Mahastan-Bangladesh(Bengal):
Mahasthan:
Mahastan - Gold Moldings for goldsmith
Manastan -A Plaque from 3rd Century BC
The extensive ruins of Mahasthangarh, sprawling on the western bank of the Karatoya river in Bogra district, represent the earliest city-site in Bengal. It has been identified as the ancient Pundranagara of the Maurya. the Gupta and the Pala epigraphic records when it was their provincial capital from third century B.C. to twelfth century A.D. The ruins of this ancient city cover a heavily fortified irregular oblong ground, measuring 5000 by 4500 feet with an average elevation of about 15 feet from the surrounding countryside. Limited excavation here has revealed thickly packed dwelling houses, temples and the defence wall at various points of the citadel. The city plan followed the general irregular pattern of all ancient great cities of northern India. Excavation on a number of ancient mounds, dotted about the city's suburb that fan out in a semi-circle of five miles radius, has exposed many temples and remains of various secular buildings. Among these the Govinda Bhita temple on the river bank, the honey-combed Lakshindarer Medh at Gokul and the Buddhist monasteries at Vasu-Bihar are noteworthy.
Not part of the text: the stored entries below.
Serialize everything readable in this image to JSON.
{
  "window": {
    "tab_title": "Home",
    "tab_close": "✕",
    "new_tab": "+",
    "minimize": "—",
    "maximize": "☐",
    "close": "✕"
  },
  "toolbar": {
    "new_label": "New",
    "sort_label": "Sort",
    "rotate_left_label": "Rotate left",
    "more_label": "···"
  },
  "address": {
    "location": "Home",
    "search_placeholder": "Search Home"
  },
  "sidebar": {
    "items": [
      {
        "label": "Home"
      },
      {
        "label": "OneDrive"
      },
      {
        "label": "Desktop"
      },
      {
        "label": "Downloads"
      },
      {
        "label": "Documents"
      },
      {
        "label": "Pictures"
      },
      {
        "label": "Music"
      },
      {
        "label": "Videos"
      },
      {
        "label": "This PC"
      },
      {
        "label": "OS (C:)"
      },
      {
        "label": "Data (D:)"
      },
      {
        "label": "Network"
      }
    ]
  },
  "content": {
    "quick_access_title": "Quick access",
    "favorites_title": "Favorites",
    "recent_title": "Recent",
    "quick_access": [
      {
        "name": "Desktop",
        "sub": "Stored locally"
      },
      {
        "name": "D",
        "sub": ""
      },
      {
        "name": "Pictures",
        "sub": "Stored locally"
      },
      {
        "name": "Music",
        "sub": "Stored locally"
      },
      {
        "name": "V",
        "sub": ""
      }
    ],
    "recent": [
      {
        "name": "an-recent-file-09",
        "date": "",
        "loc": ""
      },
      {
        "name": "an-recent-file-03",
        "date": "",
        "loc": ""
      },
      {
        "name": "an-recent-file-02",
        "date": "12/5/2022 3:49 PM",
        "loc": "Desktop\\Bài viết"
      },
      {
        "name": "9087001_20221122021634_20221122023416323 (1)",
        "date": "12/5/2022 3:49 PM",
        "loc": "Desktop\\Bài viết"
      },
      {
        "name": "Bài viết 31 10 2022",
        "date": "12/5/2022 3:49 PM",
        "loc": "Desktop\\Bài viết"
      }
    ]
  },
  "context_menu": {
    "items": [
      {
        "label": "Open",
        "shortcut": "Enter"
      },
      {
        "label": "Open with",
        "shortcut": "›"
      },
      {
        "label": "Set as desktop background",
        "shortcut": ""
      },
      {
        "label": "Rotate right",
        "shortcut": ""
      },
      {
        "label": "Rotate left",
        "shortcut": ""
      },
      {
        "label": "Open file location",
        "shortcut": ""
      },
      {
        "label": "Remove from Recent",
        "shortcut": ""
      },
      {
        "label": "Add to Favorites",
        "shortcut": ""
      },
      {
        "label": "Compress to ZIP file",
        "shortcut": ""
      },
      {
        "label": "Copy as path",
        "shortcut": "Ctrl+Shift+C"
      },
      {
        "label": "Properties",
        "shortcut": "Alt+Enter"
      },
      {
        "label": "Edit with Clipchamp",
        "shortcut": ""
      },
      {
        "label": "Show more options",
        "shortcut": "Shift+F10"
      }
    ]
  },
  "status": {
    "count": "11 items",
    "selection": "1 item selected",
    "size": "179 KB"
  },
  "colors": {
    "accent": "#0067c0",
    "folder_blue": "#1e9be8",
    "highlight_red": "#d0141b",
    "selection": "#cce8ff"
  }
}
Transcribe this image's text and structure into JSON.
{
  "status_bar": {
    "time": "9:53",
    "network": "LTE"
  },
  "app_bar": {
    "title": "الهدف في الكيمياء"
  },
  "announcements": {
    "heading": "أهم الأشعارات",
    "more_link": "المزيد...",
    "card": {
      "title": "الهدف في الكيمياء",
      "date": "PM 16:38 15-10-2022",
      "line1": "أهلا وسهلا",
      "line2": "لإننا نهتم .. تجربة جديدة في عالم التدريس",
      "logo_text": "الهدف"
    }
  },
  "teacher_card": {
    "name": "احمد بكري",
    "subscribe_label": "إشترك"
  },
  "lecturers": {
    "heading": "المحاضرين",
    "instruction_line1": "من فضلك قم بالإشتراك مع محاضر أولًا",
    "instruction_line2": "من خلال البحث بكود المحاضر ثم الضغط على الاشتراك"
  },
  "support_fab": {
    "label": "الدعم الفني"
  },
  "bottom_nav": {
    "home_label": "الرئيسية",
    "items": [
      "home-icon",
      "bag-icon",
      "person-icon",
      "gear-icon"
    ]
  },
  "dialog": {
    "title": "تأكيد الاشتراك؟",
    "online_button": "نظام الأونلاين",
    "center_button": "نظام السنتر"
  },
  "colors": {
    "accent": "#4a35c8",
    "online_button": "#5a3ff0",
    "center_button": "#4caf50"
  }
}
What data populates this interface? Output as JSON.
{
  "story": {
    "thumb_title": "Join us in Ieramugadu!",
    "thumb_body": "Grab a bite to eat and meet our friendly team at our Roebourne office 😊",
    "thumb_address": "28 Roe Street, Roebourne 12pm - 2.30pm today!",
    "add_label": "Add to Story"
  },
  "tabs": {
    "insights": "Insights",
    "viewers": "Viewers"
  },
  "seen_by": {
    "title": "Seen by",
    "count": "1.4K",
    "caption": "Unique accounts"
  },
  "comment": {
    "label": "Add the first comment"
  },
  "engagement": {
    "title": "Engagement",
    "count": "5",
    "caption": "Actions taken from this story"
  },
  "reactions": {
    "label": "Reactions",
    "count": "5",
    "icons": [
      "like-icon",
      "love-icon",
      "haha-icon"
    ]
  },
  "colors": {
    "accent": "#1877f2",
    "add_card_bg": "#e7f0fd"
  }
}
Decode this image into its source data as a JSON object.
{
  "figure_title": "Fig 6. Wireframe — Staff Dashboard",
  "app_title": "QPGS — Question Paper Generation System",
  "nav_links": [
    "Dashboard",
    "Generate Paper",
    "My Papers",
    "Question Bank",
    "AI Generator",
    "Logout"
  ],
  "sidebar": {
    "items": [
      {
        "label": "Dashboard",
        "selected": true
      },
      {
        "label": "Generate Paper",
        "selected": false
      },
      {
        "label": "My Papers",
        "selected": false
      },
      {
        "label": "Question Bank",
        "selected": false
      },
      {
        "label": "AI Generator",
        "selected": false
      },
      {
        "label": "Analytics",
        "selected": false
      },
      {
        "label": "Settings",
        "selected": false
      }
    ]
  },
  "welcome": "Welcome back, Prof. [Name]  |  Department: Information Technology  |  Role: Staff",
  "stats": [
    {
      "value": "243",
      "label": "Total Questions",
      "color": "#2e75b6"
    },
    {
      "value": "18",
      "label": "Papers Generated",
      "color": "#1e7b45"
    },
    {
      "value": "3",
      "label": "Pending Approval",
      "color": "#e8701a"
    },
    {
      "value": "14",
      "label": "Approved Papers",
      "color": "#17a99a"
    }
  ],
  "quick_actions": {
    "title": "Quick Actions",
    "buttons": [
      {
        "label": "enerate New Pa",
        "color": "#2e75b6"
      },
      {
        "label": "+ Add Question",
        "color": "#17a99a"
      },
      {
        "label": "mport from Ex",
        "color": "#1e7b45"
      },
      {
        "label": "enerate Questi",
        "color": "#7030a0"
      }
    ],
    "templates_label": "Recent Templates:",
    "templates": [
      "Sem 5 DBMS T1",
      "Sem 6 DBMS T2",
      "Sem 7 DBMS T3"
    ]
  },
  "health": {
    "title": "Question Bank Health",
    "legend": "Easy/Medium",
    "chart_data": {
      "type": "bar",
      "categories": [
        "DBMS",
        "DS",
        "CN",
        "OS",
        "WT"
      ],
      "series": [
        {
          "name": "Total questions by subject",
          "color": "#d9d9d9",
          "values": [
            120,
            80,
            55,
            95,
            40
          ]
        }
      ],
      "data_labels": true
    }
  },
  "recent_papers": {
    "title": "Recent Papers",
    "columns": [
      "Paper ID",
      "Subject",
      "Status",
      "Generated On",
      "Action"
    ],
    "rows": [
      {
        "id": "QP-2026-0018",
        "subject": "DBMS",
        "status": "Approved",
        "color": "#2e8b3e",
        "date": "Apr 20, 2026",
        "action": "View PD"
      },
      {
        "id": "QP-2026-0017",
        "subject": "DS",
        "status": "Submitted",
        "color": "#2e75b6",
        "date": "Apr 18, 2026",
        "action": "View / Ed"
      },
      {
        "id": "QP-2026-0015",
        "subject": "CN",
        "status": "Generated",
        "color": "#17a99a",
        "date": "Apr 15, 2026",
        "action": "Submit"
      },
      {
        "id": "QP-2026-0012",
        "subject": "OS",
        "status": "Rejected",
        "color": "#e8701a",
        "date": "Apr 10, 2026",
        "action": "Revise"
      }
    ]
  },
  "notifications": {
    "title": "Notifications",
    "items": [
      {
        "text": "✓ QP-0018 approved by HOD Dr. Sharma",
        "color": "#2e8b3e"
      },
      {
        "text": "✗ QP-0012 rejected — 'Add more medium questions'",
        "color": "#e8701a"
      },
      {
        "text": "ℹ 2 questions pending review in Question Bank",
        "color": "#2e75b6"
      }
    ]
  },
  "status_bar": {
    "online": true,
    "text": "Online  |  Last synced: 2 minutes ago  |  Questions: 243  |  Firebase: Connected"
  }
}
Kashmir chronicle Rajtarangini's romantic but less credible tale of the wandering prince Jayapida's incognito sojourn at the Kartikeya temple near Pundranagara under the hospitality of Kamala, the temple dancer; his daring encounter with a maneating lion that was terrorizing the countryside and his eventual winning of the hands of the princess of Pundranagara, remain yet a dramatic fiction, vaguely indicated by the remains of a small Kartikeya temple near the citadel on river bank, locally known as Skander Dhap.